Dependently-typed languages like Idris and Agda have type-directed search as a first-class language feature: the search tactic and auto tactic perform proof search, which is the same thing as type-directed function search when the type system is expressive enough. In those languages, the compiler is the search engine.
Notably absent from this list: Go, TypeScript, and Swift. Go’s type system is deliberately simple and structural, and the discoverability problem is less acute because the ecosystem is smaller and more uniform. TypeScript’s structural type system with union types and conditional types makes precise type unification theoretically much harder. Swift lacks a hosted type-search tool despite having a rich type system.
The Infrastructure That Makes It Possible
Roogle would not be practical without rustdoc’s JSON output format. Parsing Rust source code to extract type signatures is genuinely hard: macros, re-exports, type aliases, trait implementations, and conditional compilation all make a naive parser inadequate. Rustdoc’s JSON format resolves all of this. It gives you every public item with its fully resolved, normalized type signature, including cross-crate paths resolved to their canonical forms. std::option::Option and core::option::Option appear as the same thing.
The JSON format was unstable for several years, which made building reliable downstream tools on it risky. Stabilization work has been ongoing; the format is now versioned and more dependable. That stability matters for projects like Roogle: if the format changes between Rust releases, the tool’s index becomes stale or the parser breaks.
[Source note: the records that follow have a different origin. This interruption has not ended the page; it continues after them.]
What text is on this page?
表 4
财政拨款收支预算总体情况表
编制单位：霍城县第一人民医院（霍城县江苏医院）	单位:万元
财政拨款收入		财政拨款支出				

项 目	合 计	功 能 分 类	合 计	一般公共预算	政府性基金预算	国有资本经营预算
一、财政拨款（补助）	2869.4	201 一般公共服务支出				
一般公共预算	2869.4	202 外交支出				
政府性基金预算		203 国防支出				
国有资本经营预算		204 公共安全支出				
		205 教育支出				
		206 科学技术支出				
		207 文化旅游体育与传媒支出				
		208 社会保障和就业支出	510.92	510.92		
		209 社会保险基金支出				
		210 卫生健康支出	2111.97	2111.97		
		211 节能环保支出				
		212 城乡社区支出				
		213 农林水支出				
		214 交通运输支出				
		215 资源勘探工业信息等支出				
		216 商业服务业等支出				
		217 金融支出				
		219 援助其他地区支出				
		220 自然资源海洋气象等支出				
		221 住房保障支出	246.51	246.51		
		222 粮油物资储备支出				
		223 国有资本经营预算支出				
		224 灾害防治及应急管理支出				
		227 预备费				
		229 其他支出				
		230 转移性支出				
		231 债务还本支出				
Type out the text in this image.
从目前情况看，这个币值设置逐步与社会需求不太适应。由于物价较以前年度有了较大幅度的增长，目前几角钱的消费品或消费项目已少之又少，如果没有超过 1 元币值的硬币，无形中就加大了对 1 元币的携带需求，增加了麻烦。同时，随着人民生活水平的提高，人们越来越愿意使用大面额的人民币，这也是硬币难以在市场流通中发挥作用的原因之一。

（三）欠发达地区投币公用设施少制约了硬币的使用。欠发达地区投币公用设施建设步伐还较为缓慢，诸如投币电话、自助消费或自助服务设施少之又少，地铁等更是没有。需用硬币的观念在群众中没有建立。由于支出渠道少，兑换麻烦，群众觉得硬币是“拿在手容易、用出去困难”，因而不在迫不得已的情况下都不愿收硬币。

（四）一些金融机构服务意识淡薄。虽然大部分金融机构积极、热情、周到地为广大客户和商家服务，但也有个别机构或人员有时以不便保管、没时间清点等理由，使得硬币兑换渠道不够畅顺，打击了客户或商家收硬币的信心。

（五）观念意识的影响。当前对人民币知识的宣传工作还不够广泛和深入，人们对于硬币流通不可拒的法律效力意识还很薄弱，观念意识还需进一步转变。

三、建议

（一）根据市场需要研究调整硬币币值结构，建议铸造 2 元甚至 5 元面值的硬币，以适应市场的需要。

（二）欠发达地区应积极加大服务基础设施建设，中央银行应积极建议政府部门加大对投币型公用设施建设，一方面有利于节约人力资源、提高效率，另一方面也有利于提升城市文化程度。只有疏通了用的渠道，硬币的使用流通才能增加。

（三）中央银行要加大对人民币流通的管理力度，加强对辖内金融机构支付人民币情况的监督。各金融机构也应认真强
What Still Needs to Happen
Roogle as it stands is an excellent proof of concept and a correct implementation of the core algorithm. The gap between it and being a daily-use tool is primarily infrastructure, not algorithms.
Building and hosting an index over all published crates on crates.io requires running rustdoc on each crate (or each version), storing the JSON output, indexing the extracted signatures, and serving queries at scale. This is the equivalent of what Hackage provides for Hoogle. It is an engineering and hosting problem, not a research problem.
Trait bounds present another refinement opportunity. When a function is generic with a bound like T: Display, that constraint is semantically meaningful for search: a user looking for T -> String probably wants to find format!-style functions, and knowing that T must implement Display helps distinguish between otherwise similar signatures. Full handling of where clauses and trait bounds in unification would improve precision.
The combination of Roogle-style cross-crate type search with the in-page type search rustdoc already provides would cover most of the discoverability problem. Rustdoc can handle intra-crate queries at documentation-read time; a hosted Roogle-style service would handle the cross-crate discovery problem at development time.
The underlying idea is two decades old, proven in Haskell, replicated in PureScript and OCaml, and now arriving in Rust. The algorithm is well-understood. The remaining work is building the index and keeping it current. That is a solvable problem, and the Rust ecosystem is better positioned to solve it now than it was a few years ago, because the rustdoc JSON format that makes it tractable finally has the stability guarantees that downstream tooling requires.